As thiazolidinediones also induce the expression of genes involved in the neogenesis of glycerol, these drugs also enhance the re-esterification of fatty acids [36, 39, 40]. This also contributes to the removal of fatty acids from the circulation and protects adipocyte mitochondria against fatty acid-induced damage. Because part of the glycerol in adipocytes is synthesised through pathways that are dependent upon mitochondrial function [36], this suggests that changes in mitochondrial function also may affect the rate of glycerol production and thereby the rate of fatty acid esterification.

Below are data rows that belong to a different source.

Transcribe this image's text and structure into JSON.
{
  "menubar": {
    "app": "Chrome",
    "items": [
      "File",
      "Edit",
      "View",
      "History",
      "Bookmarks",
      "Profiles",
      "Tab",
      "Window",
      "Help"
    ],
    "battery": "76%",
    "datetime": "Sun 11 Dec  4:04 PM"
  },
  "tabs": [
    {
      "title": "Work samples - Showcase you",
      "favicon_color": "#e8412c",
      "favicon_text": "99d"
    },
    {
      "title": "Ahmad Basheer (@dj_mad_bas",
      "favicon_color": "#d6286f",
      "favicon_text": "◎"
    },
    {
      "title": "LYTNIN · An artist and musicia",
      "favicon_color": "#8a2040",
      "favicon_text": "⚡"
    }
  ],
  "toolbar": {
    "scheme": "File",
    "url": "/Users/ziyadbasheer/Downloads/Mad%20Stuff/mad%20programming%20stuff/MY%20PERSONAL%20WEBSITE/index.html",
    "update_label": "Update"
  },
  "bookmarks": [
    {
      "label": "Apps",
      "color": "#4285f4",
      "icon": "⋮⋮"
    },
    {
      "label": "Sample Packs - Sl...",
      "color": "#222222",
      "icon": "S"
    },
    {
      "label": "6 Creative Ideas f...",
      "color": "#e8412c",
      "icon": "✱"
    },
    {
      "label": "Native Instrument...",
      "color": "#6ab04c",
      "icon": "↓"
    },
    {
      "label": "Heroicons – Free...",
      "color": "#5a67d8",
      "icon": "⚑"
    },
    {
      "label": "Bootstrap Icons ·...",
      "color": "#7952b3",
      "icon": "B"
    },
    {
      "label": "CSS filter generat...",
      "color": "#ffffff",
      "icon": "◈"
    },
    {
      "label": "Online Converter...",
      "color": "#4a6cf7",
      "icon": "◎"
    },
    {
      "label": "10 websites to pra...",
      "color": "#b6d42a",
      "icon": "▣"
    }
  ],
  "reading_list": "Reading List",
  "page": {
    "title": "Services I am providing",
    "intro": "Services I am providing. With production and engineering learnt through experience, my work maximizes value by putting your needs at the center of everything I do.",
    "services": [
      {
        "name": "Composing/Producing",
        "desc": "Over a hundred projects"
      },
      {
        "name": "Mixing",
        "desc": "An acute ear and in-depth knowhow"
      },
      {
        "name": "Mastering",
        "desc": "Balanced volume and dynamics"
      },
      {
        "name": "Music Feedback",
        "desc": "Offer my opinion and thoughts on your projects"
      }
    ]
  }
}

To be able to perform, uncoupled β-oxidation mitochondria require the presence of sufficient amounts of oxygen. It has been suggested that a state of hypoxia occurs in expanding adipose tissue during the development of obesity and that this state may contribute to the development of the metabolic syndrome [41, 42]. Our model predicts that hypoxia in adipocytes would lead to a reduced rate of fatty acid removal inside these cells and to more fatty acid release into the circulation.

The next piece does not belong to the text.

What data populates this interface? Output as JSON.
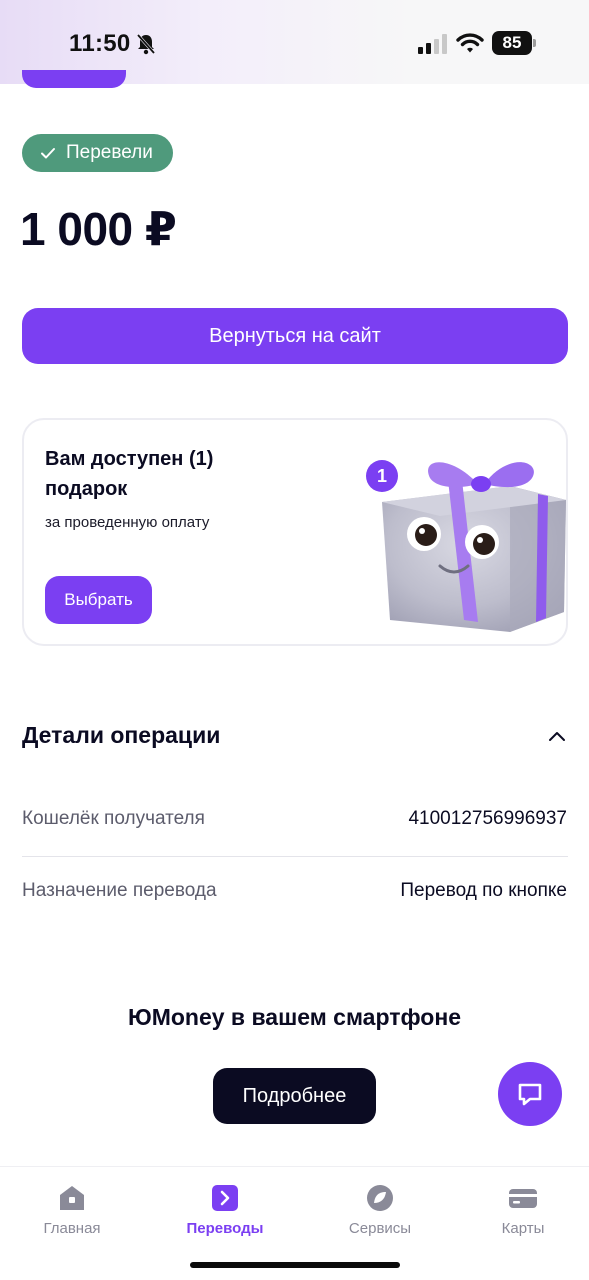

The sensitivity of an individual to the development of type 2 diabetes as a result of lifestyle is determined by genetic factors. Multiple genetic variants that modulate the risk of an individual for the development of diabetes have been identified, including genetic variants related to mitochondrial function. A high penetrance mutation in mtDNA has been found to be associated with the MIDD syndrome. This mutation predominantly affects the activity of complex I of the respiratory chain [43]. In the same biochemical pathway a mutation in the LARS2 gene, which encodes mitochondrial leucyl-tRNA synthetase 2, also modulates the risk for diabetes [44]. Furthermore, genetically determined changes in expression levels of components of the mitochondrial respiratory chain have been found to be associated with an increased risk of developing type 2 diabetes mellitus [45]. These genetic factors are likely to result in a decreased capacity of the mitochondria to remove fatty acids through uncoupled β-oxidation. Thereby, a genetic predisposition can lower the threshold for fatty acid release by adipocytes into the circulation and as a result enhance the risk for type 2 diabetes.

Our model of the pathogenesis of type 2 diabetes mellitus requires experimental verification of several points, and it certainly does not exclude the involvement of additional factors such as the coregulation of whole-body insulin action and insulin secretion through adipokines and the involvement of uncoupling proteins in setting the threshold for fatty acid-induced uncoupling of mitochondria. However, we see the way fatty acids interact with mitochondria in the cytosol of adipocytes as a major initiating event in the disease process leading to the metabolic syndrome and type 2 diabetes mellitus.